In the flurry of excitement and emotion on this historic day, I did something I haven’t done in years. I searched around the house to see if I had an American flag to hang out. I didn’t find one and that shocked me. As the daughter of a man who was a West Point graduate, a career military officer and a decorated veteran of two wars, I grew up in a house that always had an American flag. Even shortly before his death from cancer, when he was too weak to do much, my father still went out on every clear, cold Maine morning to raise the flag. Then made sure, with military precision, to lower it before sundown. A flag means a lot more to you when you’ve served it for most of your adult life, even to the point of risking your life for it.
When I left home, I always had an American flag around somewhere. It was usually packed away in a drawer, but I often managed to get it out on Veterans Day or the Fourth of July. Somewhere along the line, I stopped doing that, maybe about the time I married a Brit. But on Veterans Day or the Fourth, I would always think that I should be putting up the flag.
Then eight years ago, I started actually being embarrassed to have a flag or even think about putting it out. I attended a number of reunions and events at West Point where we were given flag pins. I ended up sticking them in a jewelry box. Way in the back. With no intention of actually wearing them. I hadn’t grown ashamed of the flag or even of my country. But I became profoundly uncomfortable with what flying the flag, wearing flag pins and even singing the National Anthem out loud had come to mean.
At some point in the last eight years, the people who flew the flag most vigorously, who wore their flag pins most ostentatiously and who bellowed out the national anthem the loudest, started to be the people with the least understanding of what these things mean. They were five time draft dodgers like Cheney who had no compunction about sending other people’s kids to the kind of wars he has said he didn’t fight because, he “had better things to do.” They were smirky overpriveledged frat boys like Bush, Jr. who had Daddy pull strings to get him out of Viet Nam, but then couldn’t put in the time for the alternative, but still valuable, National Guard duty he should have performed. In fact, it was alarming how many people in the Bush Administration opted out of serving their country in war, but were perfectly happy to send other people’s children, not for the defense of the country but to further a cynical political agenda and line their own pockets. The final insult to injury, this was an administration, more than perhaps any other in history, that systematically gutted the Veterans Administration, the benefits and the support for the troops they were all screaming that we should support. (A West Point widow that I know is actively involved in support programs for the active and hospitalized troops. Any one of her stories would make you fall down and weep.)

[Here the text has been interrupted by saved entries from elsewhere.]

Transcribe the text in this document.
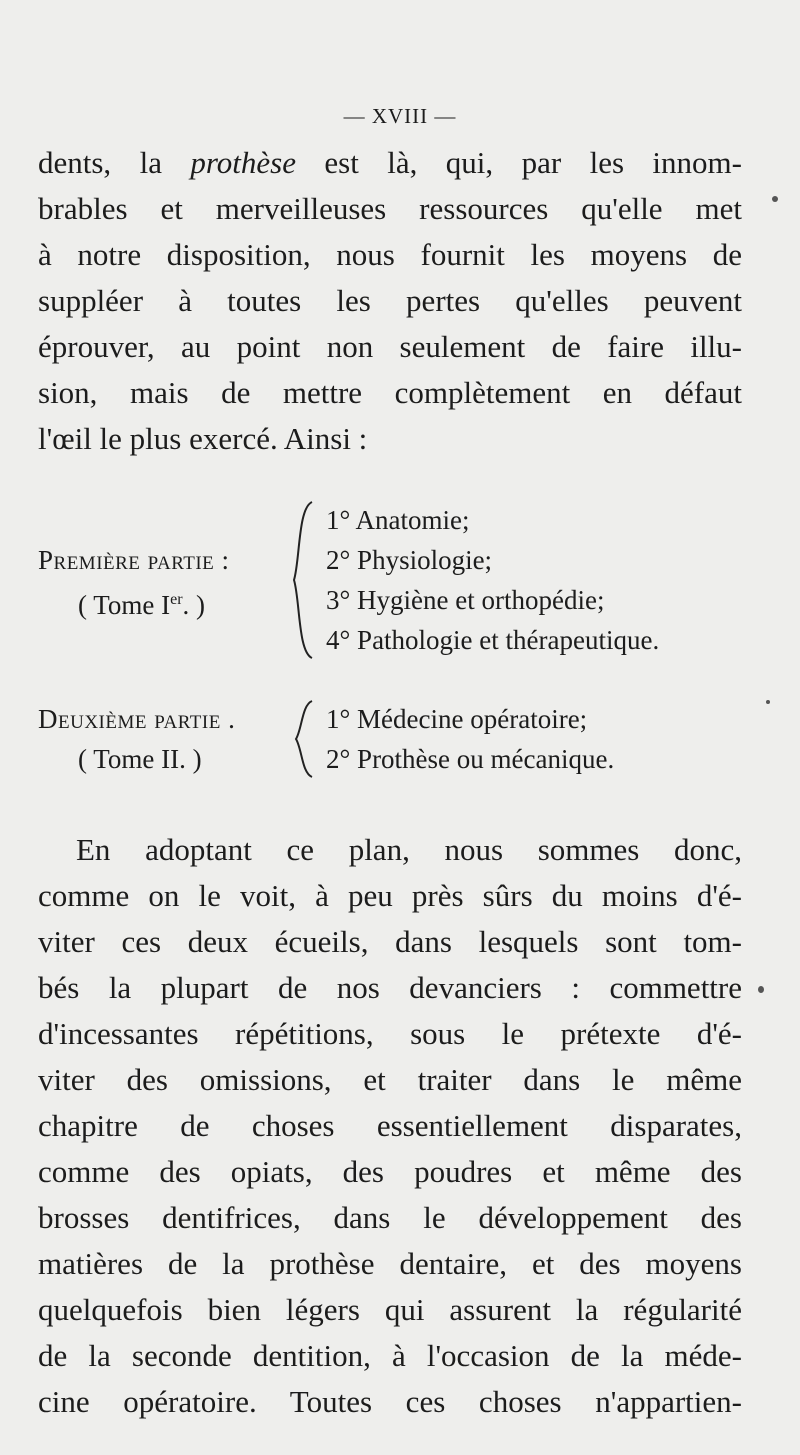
— XVIII —
dents, la prothèse est là, qui, par les innom-
brables et merveilleuses ressources qu'elle met
à notre disposition, nous fournit les moyens de
suppléer à toutes les pertes qu'elles peuvent
éprouver, au point non seulement de faire illu-
sion, mais de mettre complètement en défaut
l'œil le plus exercé. Ainsi :
Première partie :
( Tome Ier. )
1° Anatomie;
2° Physiologie;
3° Hygiène et orthopédie;
4° Pathologie et thérapeutique.
Deuxième partie .
( Tome II. )
1° Médecine opératoire;
2° Prothèse ou mécanique.
En adoptant ce plan, nous sommes donc,
comme on le voit, à peu près sûrs du moins d'é-
viter ces deux écueils, dans lesquels sont tom-
bés la plupart de nos devanciers : commettre
d'incessantes répétitions, sous le prétexte d'é-
viter des omissions, et traiter dans le même
chapitre de choses essentiellement disparates,
comme des opiats, des poudres et même des
brosses dentifrices, dans le développement des
matières de la prothèse dentaire, et des moyens
quelquefois bien légers qui assurent la régularité
de la seconde dentition, à l'occasion de la méde-
cine opératoire. Toutes ces choses n'appartien-
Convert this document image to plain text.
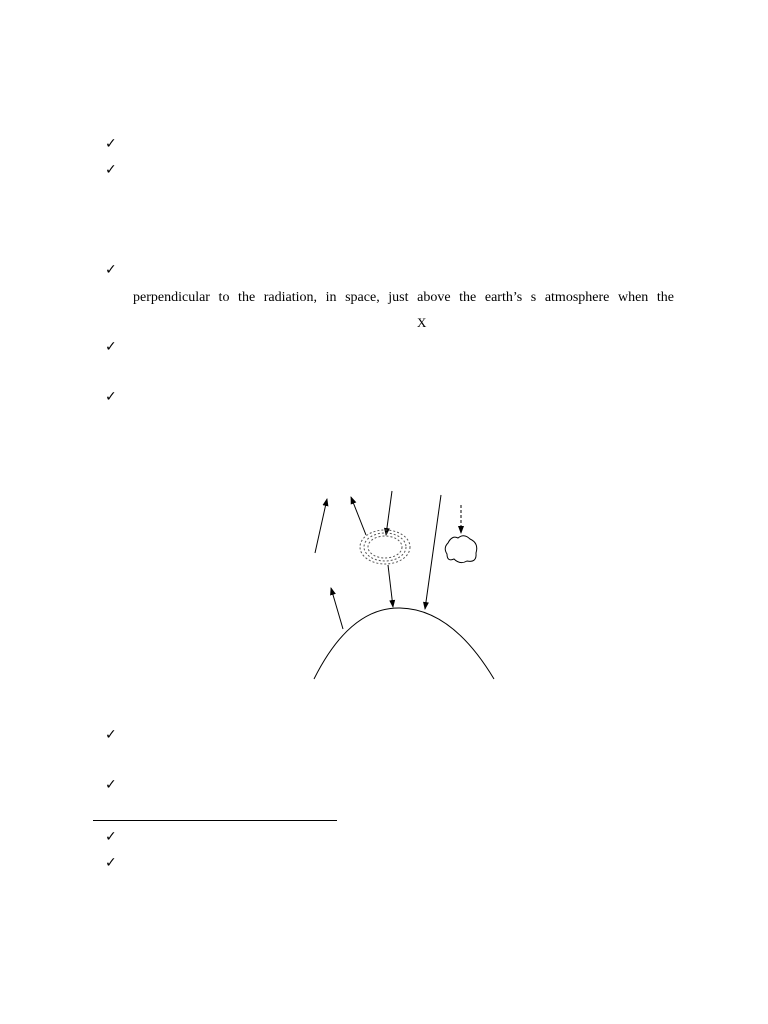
✓
✓
✓
✓
✓
✓
✓
✓
✓
perpendicular to the radiation, in space, just above the earth’s s atmosphere when the
X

But my new President’s inspirational speech (full draft here) makes me want to put out that flag again. Besides his strong repudiation of everything the Bush administration has done and his reaffirmation of what America should stand for, he articulated something few leaders have done in decades. He told us that we all have duties and responsibilities of citizenship. And suddenly it seems as if we aren’t going to have a country where only a few give the ultimate service while the rest of us are just asked to shop. Michelle Obama’s attention to military families says to me that those who do serve on the front lines won’t be abandoned once they are disabled or no longer needed.
But most of all, I was touched by those thousands of people — all colors, all ages, new Americans and those who were born here — who were waving American flags as if suddenly America was back in their hands. And I think it is.
Yes, my British husband will be annoyed. But I’m getting a flag and I’ll be flying it.